For court purposes, every attempted contact + every blocked/refused/intercepted contact is evidence. Use a tool that timestamps:

  • Email (gmail/outlook timestamps)
  • Postal mail with delivery confirmation
  • App-based co-parenting tools (OurFamilyWizard, Talking Parents, AppClose) — court-admissible logs

This documentation feeds directly into ECHR Article 8 enforcement-failure motions (case-law/echr/improta-v-italy-2017.md).

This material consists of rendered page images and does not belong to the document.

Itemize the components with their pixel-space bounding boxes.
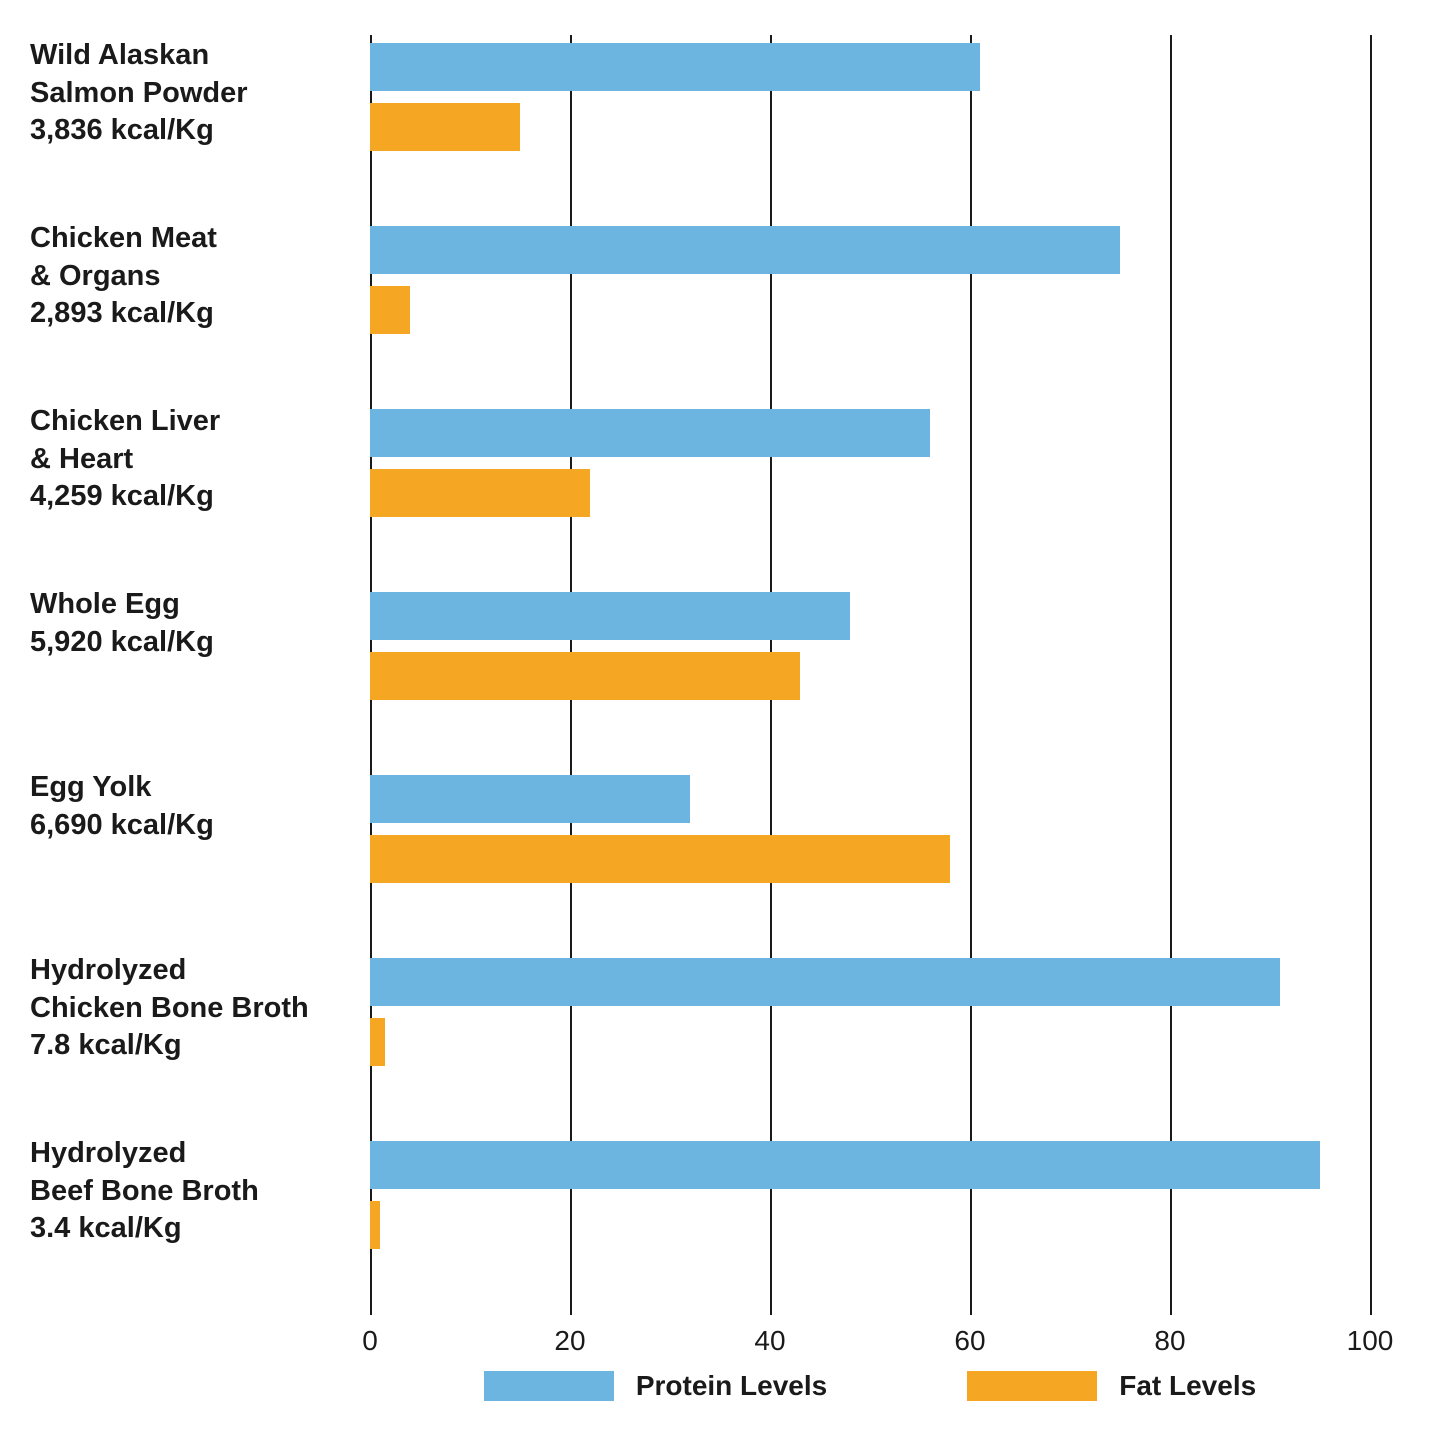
grid-line (1170, 35, 1172, 1315)
category-label: HydrolyzedBeef Bone Broth3.4 kcal/Kg (30, 1135, 350, 1248)
x-tick-label: 40 (754, 1325, 785, 1357)
bar-fat (370, 1201, 380, 1249)
bar-protein (370, 226, 1120, 274)
legend-swatch-fat (967, 1371, 1097, 1401)
bar-protein (370, 592, 850, 640)
legend: Protein Levels Fat Levels (370, 1370, 1370, 1402)
bar-protein (370, 775, 690, 823)
x-tick-label: 0 (362, 1325, 378, 1357)
chart-container: 020406080100 Protein Levels Fat Levels W… (0, 0, 1445, 1445)
bar-fat (370, 652, 800, 700)
bar-protein (370, 43, 980, 91)
grid-line (1370, 35, 1372, 1315)
bar-fat (370, 835, 950, 883)
legend-item-fat: Fat Levels (967, 1370, 1256, 1402)
plot-area: 020406080100 (370, 35, 1370, 1315)
category-label: HydrolyzedChicken Bone Broth7.8 kcal/Kg (30, 952, 350, 1065)
bar-fat (370, 286, 410, 334)
legend-label-fat: Fat Levels (1119, 1370, 1256, 1402)
x-tick-label: 100 (1347, 1325, 1394, 1357)
bar-fat (370, 469, 590, 517)
category-label: Whole Egg5,920 kcal/Kg (30, 586, 350, 661)
category-label: Wild AlaskanSalmon Powder3,836 kcal/Kg (30, 37, 350, 150)
bar-protein (370, 958, 1280, 1006)
x-tick-label: 60 (954, 1325, 985, 1357)
category-label: Chicken Liver& Heart4,259 kcal/Kg (30, 403, 350, 516)
category-label: Egg Yolk6,690 kcal/Kg (30, 769, 350, 844)
category-label: Chicken Meat& Organs2,893 kcal/Kg (30, 220, 350, 333)
legend-item-protein: Protein Levels (484, 1370, 827, 1402)
bar-protein (370, 1141, 1320, 1189)
x-tick-label: 20 (554, 1325, 585, 1357)
bar-protein (370, 409, 930, 457)
x-tick-label: 80 (1154, 1325, 1185, 1357)
bar-fat (370, 1018, 385, 1066)
legend-swatch-protein (484, 1371, 614, 1401)
bar-fat (370, 103, 520, 151)
legend-label-protein: Protein Levels (636, 1370, 827, 1402)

Pillar 4 — In-person windows, prioritized

Long-distance contact cannot replace in-person time. When you have an in-person window — a school holiday, a court-ordered visit — protect it ferociously:

  • Travel funding documented in advance
  • Lodging neutral (hotel, not your home if that's the dispute)
  • Activities the child has actual interest in (not your nostalgia)
  • Zero litigation talk during the visit

The international layer

If the child is in a different country:

  • Time-zone calculus matters — schedule for the child's natural availability, not yours
  • Use translation tools if language drift has occurred
  • Maintain interest in their school subjects, friends' names, local sports teams
  • Plan visits around school holidays + the receiving country's logistics

What courts notice

When a long-distance targeted parent has 12+ months of documented attempted contact + the alienator can show no equivalent obstruction-pattern by the targeted parent, courts have substantial leverage to:

  • Order the child to spend specified time with the targeted parent
  • Impose financial penalties for refusal (Belgian astreinte / UK enforcement orders / US contempt)
  • Order graduated reintroduction therapy (Warshak 2010 / Reay 2015 protocols)
Live URL Title
antialienate.com/blog/long-distance-contact Long-Distance Contact in PA Cases

Citations

  • Improta v. Italy, App. no. 66396/14, ECHR 2017
  • Strand Lobben and Others v. Norway, App. no. 37283/13, ECHR Grand Chamber 2019
  • Warshak, R. A. (2010). Family Court Review, 48(1), 48-80.
  • Reay, K. M. (2015). American Journal of Family Therapy, 43(2), 197-207.

Disclaimer

Educational content. Not legal or clinical advice.